The two were among several dozen that attended the U.S. Environmental Protection Agency's Sacramento hearing on national air quality standards Thursday. The agency is proposing a change to the annual standard for soot and is seeking the public's input.
"We're here today to listen," EPA spokeswoman Alison Davis said.
At the hearing, regulators got an earful. Some decried the agency for not protecting public health, while others blamed regulations for driving them out of business.
"It's a difficult balancing act," said Errol Villegas, program manager for the San Joaquin Valley Air Pollution Control District. "How do we balance public health with jobs?"
The San Joaquin Valley is among the worst-polluted areas in the nation.
Current EPA rules for soot allow 15 micrograms per cubic meter, but the agency is now proposing 12 or 13 micrograms. Environmentalists have said that's not enough they want 11 instead.
The stakes for California are high. It is one of the worst soot-polluted states in the country.
The American Lung Association said 70 percent of California's soot pollution originates in the transportation industry, with trucks, trains and airplanes the biggest polluters. The remaining 30 percent comes from power plants, manufacturing and home sources.
Robert McClernon, a former trucker, said the current regulations "destroyed" his livelihood.
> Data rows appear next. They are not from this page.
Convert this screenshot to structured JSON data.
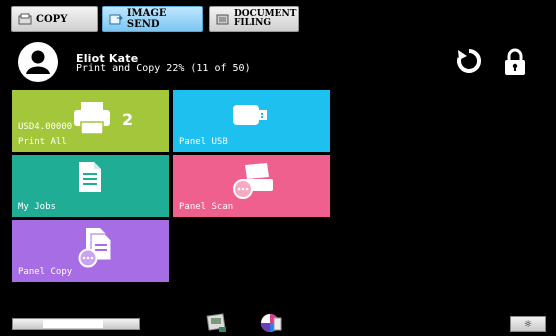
{
  "tabs": [
    {
      "label": "COPY",
      "icon": "copy-icon"
    },
    {
      "label": "IMAGE SEND",
      "icon": "image-send-icon"
    },
    {
      "label_line1": "DOCUMENT",
      "label_line2": "FILING",
      "icon": "document-filing-icon"
    }
  ],
  "user": {
    "name": "Eliot Kate",
    "usage": "Print and Copy  22% (11 of 50)"
  },
  "header_icons": [
    "refresh-icon",
    "lock-icon"
  ],
  "tiles": {
    "print_all": {
      "label": "Print All",
      "amount": "USD4.00000",
      "count": "2",
      "color": "#a3c63a",
      "icon": "printer-icon"
    },
    "panel_usb": {
      "label": "Panel USB",
      "color": "#1ec0ef",
      "icon": "usb-icon"
    },
    "my_jobs": {
      "label": "My Jobs",
      "color": "#1fae95",
      "icon": "document-icon"
    },
    "panel_scan": {
      "label": "Panel Scan",
      "color": "#f0608e",
      "icon": "scanner-icon"
    },
    "panel_copy": {
      "label": "Panel Copy",
      "color": "#a66de4",
      "icon": "copy-document-icon"
    }
  },
  "bottom": {
    "icons": [
      "job-status-icon",
      "color-mode-icon",
      "brightness-icon"
    ],
    "brightness_glyph": "☼"
  }
}
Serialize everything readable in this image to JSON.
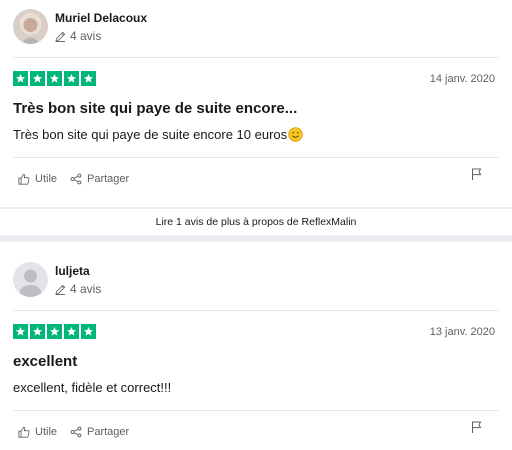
{
  "colors": {
    "star_green": "#00b67a",
    "text": "#191919",
    "muted": "#5f5f5f",
    "divider": "#e8e8e8",
    "band": "#ececf0"
  },
  "reviews": [
    {
      "author": "Muriel Delacoux",
      "review_count": "4 avis",
      "rating": 5,
      "date": "14 janv. 2020",
      "title": "Très bon site qui paye de suite encore...",
      "body": "Très bon site qui paye de suite encore 10 euros",
      "useful_label": "Utile",
      "share_label": "Partager",
      "avatar_icon": "profile-photo",
      "body_emoji_icon": "smiling-face-icon"
    },
    {
      "author": "luljeta",
      "review_count": "4 avis",
      "rating": 5,
      "date": "13 janv. 2020",
      "title": "excellent",
      "body": "excellent, fidèle et correct!!!",
      "useful_label": "Utile",
      "share_label": "Partager",
      "avatar_icon": "default-user-icon"
    }
  ],
  "more_link": "Lire 1 avis de plus à propos de ReflexMalin"
}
In 2009, McClernon said he was forced to close his trucking business, because his equipment didn't meet EPA rules.
But Tony Wexler, director of the Air Quality Research Center at UC Davis, believes the financial cost of clean air is justified.
"It's cheaper to have stricter regulations, because health costs are much higher," Wexler said. "Industry groups only see the costs in front of them."
Environmentalist and clean air groups were out in full force at the hearing, with a slew of representatives testifying before the five-member panel. Only a handful of speakers, mostly from business groups, argued for maintaining the current standard. The Sierra Club led a small rally at Cesar Chavez Plaza across from the California EPA building, where the hearing was held.